I'm trying to evaluate the surface integral
$\iint_S (x^2z + y^2z)dS$, where S is the hemisphere $x^2+y^2+z^2 =4, z\geq0$.
To start, I parametrize S through spherical coordinates to end up with
$r(\phi, \theta) =
4sin(\phi)cos(\theta)i+4sin(\phi)sin(\theta)k+4cos(\phi)$
Evaluating the cross product between $r_\phi$ and $r_\theta$ results in the expression $4sin(\phi)$. This then results in the integral
$\int\int z(x^2+y^2)\cdot4sin(\phi) d\phi d\theta$
which can be rewritten as
$32\int_{0}^{2\pi}\int_{0}^{\pi/2} sin^3(\phi)cos(\theta) d\phi d\theta$.

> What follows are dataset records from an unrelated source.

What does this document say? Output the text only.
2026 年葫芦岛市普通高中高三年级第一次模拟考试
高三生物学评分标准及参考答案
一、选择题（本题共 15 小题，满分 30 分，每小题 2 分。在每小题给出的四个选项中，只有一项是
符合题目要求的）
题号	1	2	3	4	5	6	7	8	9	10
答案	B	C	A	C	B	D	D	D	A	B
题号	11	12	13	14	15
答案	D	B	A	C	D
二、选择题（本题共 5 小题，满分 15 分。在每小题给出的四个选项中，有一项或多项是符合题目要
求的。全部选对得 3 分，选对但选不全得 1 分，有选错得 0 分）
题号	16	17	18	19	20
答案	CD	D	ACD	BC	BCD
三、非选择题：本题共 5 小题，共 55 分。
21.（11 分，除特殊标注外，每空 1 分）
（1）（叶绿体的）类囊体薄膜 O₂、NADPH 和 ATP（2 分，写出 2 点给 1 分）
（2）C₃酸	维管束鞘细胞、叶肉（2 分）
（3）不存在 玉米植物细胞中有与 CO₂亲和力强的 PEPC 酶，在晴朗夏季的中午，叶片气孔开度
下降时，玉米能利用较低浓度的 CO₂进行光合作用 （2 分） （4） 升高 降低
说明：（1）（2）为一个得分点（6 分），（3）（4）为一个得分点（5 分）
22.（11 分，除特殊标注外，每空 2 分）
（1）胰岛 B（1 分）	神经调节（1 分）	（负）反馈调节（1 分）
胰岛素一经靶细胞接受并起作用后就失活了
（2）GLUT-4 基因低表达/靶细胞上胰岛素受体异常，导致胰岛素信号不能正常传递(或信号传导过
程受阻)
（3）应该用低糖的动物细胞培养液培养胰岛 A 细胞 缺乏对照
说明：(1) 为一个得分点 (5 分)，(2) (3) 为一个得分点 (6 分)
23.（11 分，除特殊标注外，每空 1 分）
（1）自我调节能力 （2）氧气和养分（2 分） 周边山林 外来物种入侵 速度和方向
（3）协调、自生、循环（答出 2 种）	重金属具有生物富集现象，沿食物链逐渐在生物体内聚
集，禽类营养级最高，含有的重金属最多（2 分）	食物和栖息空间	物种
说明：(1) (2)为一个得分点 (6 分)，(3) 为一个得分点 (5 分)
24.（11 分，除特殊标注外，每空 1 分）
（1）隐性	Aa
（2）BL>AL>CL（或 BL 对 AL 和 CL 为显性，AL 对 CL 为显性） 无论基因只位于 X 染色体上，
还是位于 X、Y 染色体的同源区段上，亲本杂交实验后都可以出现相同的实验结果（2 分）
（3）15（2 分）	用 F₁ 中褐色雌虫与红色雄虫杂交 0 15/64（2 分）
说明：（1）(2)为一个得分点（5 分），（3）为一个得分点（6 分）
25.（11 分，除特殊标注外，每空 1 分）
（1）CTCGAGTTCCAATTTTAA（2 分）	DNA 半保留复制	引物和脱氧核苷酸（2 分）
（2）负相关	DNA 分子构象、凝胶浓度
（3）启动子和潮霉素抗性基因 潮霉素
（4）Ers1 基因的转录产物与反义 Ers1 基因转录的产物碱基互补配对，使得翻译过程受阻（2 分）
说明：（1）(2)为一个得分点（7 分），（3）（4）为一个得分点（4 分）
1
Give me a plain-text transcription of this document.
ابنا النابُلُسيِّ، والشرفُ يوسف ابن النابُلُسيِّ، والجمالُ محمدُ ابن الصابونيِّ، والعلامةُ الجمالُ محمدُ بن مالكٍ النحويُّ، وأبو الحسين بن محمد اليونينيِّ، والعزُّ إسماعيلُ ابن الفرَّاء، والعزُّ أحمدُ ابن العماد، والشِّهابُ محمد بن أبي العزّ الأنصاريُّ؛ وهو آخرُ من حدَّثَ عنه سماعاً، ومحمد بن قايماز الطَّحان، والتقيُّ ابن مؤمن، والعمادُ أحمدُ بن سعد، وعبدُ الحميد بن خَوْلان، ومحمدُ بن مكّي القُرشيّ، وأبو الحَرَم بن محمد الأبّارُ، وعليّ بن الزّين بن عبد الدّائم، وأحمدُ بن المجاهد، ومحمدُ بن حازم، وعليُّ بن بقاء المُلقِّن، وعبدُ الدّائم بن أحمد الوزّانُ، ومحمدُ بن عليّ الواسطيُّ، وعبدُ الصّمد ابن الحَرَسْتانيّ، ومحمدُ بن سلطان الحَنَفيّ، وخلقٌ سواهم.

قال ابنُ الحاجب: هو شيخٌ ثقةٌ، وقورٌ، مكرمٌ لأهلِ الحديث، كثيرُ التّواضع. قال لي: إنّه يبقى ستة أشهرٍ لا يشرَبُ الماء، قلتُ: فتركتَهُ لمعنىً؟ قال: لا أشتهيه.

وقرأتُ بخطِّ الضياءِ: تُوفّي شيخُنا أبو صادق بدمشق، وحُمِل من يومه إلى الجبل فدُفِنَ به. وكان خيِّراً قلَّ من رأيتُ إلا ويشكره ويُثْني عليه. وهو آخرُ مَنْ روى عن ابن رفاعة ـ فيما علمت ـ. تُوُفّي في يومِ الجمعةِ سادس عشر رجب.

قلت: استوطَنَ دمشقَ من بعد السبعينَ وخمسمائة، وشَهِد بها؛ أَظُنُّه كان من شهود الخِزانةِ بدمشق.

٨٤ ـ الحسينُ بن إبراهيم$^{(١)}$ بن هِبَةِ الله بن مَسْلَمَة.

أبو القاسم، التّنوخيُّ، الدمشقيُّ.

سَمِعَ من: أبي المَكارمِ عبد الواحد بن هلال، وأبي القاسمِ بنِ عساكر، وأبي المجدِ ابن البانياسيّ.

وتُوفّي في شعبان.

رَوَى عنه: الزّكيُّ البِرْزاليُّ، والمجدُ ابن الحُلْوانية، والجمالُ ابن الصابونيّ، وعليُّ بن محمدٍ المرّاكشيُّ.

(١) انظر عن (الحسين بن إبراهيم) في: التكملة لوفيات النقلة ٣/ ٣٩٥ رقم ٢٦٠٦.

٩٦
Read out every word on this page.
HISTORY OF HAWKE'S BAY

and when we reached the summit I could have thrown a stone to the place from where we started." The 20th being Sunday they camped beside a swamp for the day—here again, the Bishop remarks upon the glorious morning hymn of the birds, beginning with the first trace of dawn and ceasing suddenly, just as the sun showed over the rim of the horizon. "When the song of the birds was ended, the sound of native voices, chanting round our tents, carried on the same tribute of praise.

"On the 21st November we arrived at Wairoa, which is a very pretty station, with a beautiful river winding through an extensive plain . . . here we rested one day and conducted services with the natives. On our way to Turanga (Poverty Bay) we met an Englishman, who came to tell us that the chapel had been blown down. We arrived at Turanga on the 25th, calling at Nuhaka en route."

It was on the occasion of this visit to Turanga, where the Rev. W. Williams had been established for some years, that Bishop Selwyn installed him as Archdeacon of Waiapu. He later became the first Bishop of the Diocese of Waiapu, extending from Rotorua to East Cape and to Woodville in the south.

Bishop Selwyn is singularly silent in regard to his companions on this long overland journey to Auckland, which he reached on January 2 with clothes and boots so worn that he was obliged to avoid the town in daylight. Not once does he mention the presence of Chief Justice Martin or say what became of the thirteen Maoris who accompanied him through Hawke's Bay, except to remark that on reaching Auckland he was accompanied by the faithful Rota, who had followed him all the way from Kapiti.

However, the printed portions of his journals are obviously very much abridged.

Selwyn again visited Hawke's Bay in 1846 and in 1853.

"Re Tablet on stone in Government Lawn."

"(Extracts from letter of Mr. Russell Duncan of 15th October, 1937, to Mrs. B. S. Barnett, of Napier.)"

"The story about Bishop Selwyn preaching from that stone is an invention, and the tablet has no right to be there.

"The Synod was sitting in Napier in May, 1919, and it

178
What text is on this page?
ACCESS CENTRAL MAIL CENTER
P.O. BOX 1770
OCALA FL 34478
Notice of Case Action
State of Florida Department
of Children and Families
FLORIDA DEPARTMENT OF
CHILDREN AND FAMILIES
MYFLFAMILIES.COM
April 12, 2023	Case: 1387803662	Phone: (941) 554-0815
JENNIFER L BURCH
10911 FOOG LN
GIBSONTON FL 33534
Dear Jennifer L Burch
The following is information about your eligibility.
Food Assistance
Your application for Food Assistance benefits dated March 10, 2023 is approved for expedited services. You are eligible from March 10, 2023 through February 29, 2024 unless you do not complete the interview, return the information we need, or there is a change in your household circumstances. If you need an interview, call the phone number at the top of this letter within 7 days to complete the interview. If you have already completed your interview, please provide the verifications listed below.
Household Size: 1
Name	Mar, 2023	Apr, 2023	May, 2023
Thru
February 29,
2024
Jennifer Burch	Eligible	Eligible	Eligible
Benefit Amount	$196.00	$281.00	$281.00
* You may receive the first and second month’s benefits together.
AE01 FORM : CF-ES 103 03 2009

This, however, ends up evaluating to $0$ (as the inner integral evaluates to $\frac{cos^3(x)}{3} – cos(x)|_{0}^{\pi/2} = \frac{2}{3}$, which then leads to the integral of
$32\int_{0}^{2\pi}\frac{2}{3}cos(\theta)d\theta$
which evaluates to $0$. Does anyone know where/if I'm going wrong?
Best Answer
List below all the pieces in the surface integral, $$z=r\cos\phi\\ x^2+y^2=r^2\sin^2\phi\\ dS=r^2 \sin\phi d\phi d\theta $$ Plug them into the integral, $$ \iint_S z(x^2 + y^2)dS = r^5\int_0^{\pi/2}\cos\phi \sin^3\phi d\phi \int_0^{2\pi}d\theta$$ which does not integrate to zero.
The problem is that the term $\cos\theta$ in your integral should be $\cos\phi$, which stems from $z=2\cos\phi$.